The BPOs have been exempted from the quarantine. But the BPO Industry Employees Network (BIEN) revealed that because of the low volume of work and calls, BPO companies have been forced to dismiss workers, especially those on a project basis. Workers are placed in floating status because of account closures. There are also companies that have already issued notices of retrenchment because of the impact of COVID-19 on the businesses and economies that BPOs in the Philippines service abroad, BIEN said.

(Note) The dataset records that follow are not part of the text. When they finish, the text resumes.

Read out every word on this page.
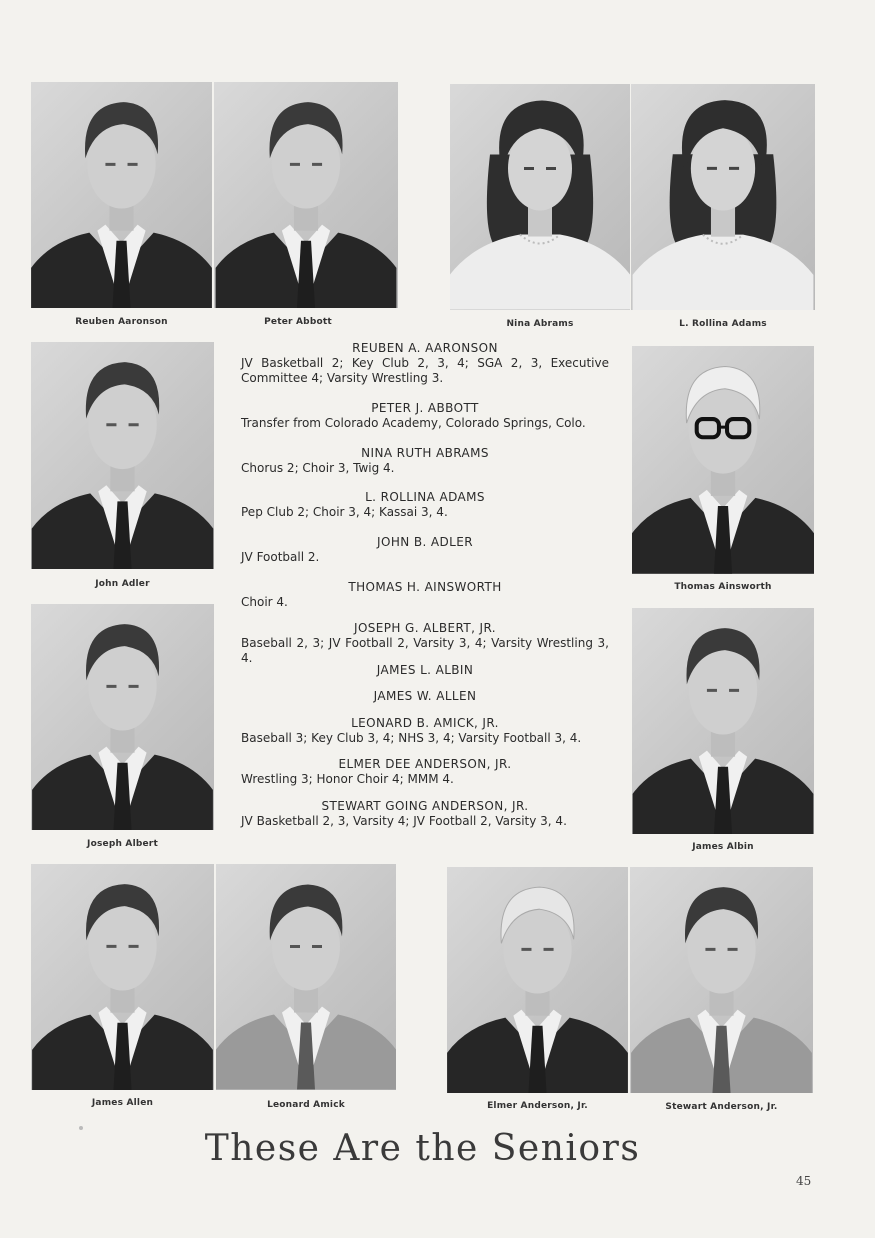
Reuben Aaronson	Peter Abbott	Nina Abrams	L. Rollina Adams
John Adler	Thomas Ainsworth
Joseph Albert	James Albin
James Allen	Leonard Amick	Elmer Anderson, Jr.	Stewart Anderson, Jr.
REUBEN A. AARONSON
JV Basketball 2; Key Club 2, 3, 4; SGA 2, 3, Executive Committee 4; Varsity Wrestling 3.
PETER J. ABBOTT
Transfer from Colorado Academy, Colorado Springs, Colo.
NINA RUTH ABRAMS
Chorus 2; Choir 3, Twig 4.
L. ROLLINA ADAMS
Pep Club 2; Choir 3, 4; Kassai 3, 4.
JOHN B. ADLER
JV Football 2.
THOMAS H. AINSWORTH
Choir 4.
JOSEPH G. ALBERT, JR.
Baseball 2, 3; JV Football 2, Varsity 3, 4; Varsity Wrestling 3, 4.
JAMES L. ALBIN
JAMES W. ALLEN
LEONARD B. AMICK, JR.
Baseball 3; Key Club 3, 4; NHS 3, 4; Varsity Football 3, 4.
ELMER DEE ANDERSON, JR.
Wrestling 3; Honor Choir 4; MMM 4.
STEWART GOING ANDERSON, JR.
JV Basketball 2, 3, Varsity 4; JV Football 2, Varsity 3, 4.
These Are the Seniors
45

So there is the rough tally of the “about 10 million jobs” that DoLE Secretary Bello declared to be endangered and possibly lost because of COVID-19, and its merciless upheaval of human life and livelihood. He is appreciated for his honesty and candor in seeing the big picture beyond the palliatives of wage and income subsidies. But he should really get to work with the DoT, the government managers and socio-economic planners, and all other agencies relevant to the COVID-19 disruptions to plan and execute a strategy for the most basic need of the people: physical and economic survival.
Let’s see the plan for those 10 million threatened jobs.
Amelia H. C. Ylagan is a Doctor of Business Administration from the University of the Philippines.